Un Dante intime et humain. Exposition "La vision admirable" au musée du Bargello à Florence


Compte rendu de l'exposition "La mirabile visione. Dante et la comédie dans l'imaginaire symboliste", à Florence, Museo Nazionale del Bargello, du 23 septembre 2021 au 9 janvier 2022.

Un portrait rempli de "sensibilité, de bonté, d’amour et d’un comportement qui respire l’esprit de la Vita Nova". C’est en ces termes que Mary Shelley commente, en 1844, la fresque avec le portrait de Dante Alighieri qui vient d’être découverte dans la chapelle du Podestat du palais du Bargello à Florence. À l’époque, il n’y a aucun doute: la fresque découverte quelques années plus tôt, en 1840, est l’œuvre de Giotto. Le débat critique sur les fresques de la chapelle du Podestat s’est poursuivi pendant longtemps, jusqu’à l’affirmation nouvelle et convaincue de la paternité de l’œuvre par Giotto lors de la récente restauration, mais ce qui importait à l’époque, c’était la découverte d’un tout nouveau Dante, d’un portrait capable, comme l’a écrit Mary Shelley, “d’annuler toutes les idées préconçues sur la sévérité maussade de sa physionomie, qui étaient nées des portraits que l’on avait faits de lui lorsqu’il était plus âgé”. Nous voyons ici l’amant de Béatrice". Le découvreur du portrait est un artiste anglais, Seymour Stoker Kirkup, passionné de Dante, qui associe à son entreprise le Piémontais (mais émigré en Angleterre) Giovanni Aubrey Bezzi et le poète américain Richard Henry Wilde: tous trois financent les essais de décapage des murs de la chapelle, menés par le restaurateur Antonio Marini et commencés en 1839, et c’est finalement en juillet 1840 que le portrait de Dante voit le jour. Kirkup, Bezzi et Wilde se sont ensuite disputés la primauté de l’idée, mais c’est incontestablement Kirkup qui a diffusé partout l’image du jeune Dante que Giotto avait peinte sur les murs du Bargello.

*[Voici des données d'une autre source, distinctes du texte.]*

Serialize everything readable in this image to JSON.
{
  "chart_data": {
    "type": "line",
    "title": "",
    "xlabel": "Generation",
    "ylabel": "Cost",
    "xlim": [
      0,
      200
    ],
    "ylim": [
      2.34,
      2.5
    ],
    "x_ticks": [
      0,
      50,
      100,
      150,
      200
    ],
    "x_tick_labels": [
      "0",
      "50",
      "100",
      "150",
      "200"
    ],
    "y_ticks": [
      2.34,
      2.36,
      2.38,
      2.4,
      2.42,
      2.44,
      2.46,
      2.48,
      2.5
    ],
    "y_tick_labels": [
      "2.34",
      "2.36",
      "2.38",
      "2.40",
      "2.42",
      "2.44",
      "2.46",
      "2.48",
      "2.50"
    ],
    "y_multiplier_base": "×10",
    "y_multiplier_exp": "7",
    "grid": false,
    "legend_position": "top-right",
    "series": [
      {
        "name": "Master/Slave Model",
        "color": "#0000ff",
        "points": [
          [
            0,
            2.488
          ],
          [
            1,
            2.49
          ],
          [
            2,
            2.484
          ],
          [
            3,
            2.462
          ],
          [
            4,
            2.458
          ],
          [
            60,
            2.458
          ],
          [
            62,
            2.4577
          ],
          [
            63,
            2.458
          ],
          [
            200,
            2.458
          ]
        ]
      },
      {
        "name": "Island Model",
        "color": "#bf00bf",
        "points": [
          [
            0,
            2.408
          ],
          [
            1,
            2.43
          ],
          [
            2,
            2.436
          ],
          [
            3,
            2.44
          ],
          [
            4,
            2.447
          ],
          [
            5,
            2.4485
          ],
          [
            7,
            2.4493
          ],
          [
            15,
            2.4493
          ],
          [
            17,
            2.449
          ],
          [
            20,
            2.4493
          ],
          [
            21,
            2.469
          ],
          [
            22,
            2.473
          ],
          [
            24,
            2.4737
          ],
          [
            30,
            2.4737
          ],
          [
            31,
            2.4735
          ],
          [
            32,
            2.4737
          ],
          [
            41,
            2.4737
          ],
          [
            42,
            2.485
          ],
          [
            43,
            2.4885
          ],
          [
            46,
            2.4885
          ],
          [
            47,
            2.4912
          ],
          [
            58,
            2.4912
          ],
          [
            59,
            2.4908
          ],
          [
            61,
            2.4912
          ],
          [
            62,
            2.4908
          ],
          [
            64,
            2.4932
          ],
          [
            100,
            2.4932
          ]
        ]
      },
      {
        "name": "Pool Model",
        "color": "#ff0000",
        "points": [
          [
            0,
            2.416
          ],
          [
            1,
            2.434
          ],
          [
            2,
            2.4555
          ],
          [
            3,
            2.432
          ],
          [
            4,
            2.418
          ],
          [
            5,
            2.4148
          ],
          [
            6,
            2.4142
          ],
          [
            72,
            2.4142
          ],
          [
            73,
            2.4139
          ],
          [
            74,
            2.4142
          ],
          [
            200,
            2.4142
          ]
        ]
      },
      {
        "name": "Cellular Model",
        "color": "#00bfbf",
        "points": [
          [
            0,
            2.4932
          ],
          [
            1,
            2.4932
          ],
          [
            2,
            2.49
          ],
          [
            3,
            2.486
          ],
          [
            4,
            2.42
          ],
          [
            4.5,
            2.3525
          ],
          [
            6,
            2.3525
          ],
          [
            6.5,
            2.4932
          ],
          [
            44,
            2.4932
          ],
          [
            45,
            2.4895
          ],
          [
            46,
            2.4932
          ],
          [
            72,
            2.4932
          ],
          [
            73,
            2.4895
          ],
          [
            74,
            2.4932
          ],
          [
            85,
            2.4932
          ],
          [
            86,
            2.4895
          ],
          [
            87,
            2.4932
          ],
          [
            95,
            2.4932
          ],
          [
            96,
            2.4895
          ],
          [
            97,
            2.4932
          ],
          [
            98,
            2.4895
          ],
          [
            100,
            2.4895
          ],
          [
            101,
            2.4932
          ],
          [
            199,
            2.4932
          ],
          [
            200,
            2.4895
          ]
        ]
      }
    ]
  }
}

C’est le début d’un sentiment Dante qui s’est répandu sur tout le continent. Certes, l’intérêt pour Dante avait déjà été ravivé à l’époque romantique: il suffit de penser aux illustrations visionnaires de William Blake. Mais la possibilité de donner un visage au Dante de la Vita Nova a enflammé l’esprit et l’imagination des artistes et des lettrés de toute l’Europe: c’était comme si l’on découvrait pour la première fois une facette moins rigide du caractère de Dante. C’est en somme le début d’une nouvelle histoire: celle que raconte l’exposition La mirabile visione. Dante et la Divine Comédie dans l’imaginaire symboliste, organisée par Carlo Sisi et Ilaria Ciseri, et actuellement en cours au musée du Bargello de Florence, l’année de son 18e anniversaire: une exposition qui prolonge l’histoire de la chapelle du Podestat par un nouveau chapitre, car si avec l’exposition d’été Onorevole e antico cittadino di Firenze. Il Bargello per Dante, l’attention s’est concentrée sur les événements initiaux des fresques de Giotto, l’exposition d’automne place le point de départ dans la redécouverte du XIXe siècle, après des siècles d’oubli, pour ensuite s’aventurer sur un itinéraire de près de cent ans de l’art de Dante. Deux salles et une cinquantaine d’œuvres: la disposition en souffre, presque comme une galerie de tableaux anciens, mais le parcours passionnant imaginé par les deux commissaires est cohérent avec l’objectif de l’exposition, qui est de retracer quelques-uns des moments fondamentaux de la fortune de Dante entre le XIXe et le XXe siècle, afin d’offrir au public une idée des passions que le Poète Suprême a suscitées dans les milieux artistiques et littéraires de l’époque, en particulier dans ceux qui étaient les plus liés à l’esthétique décadente.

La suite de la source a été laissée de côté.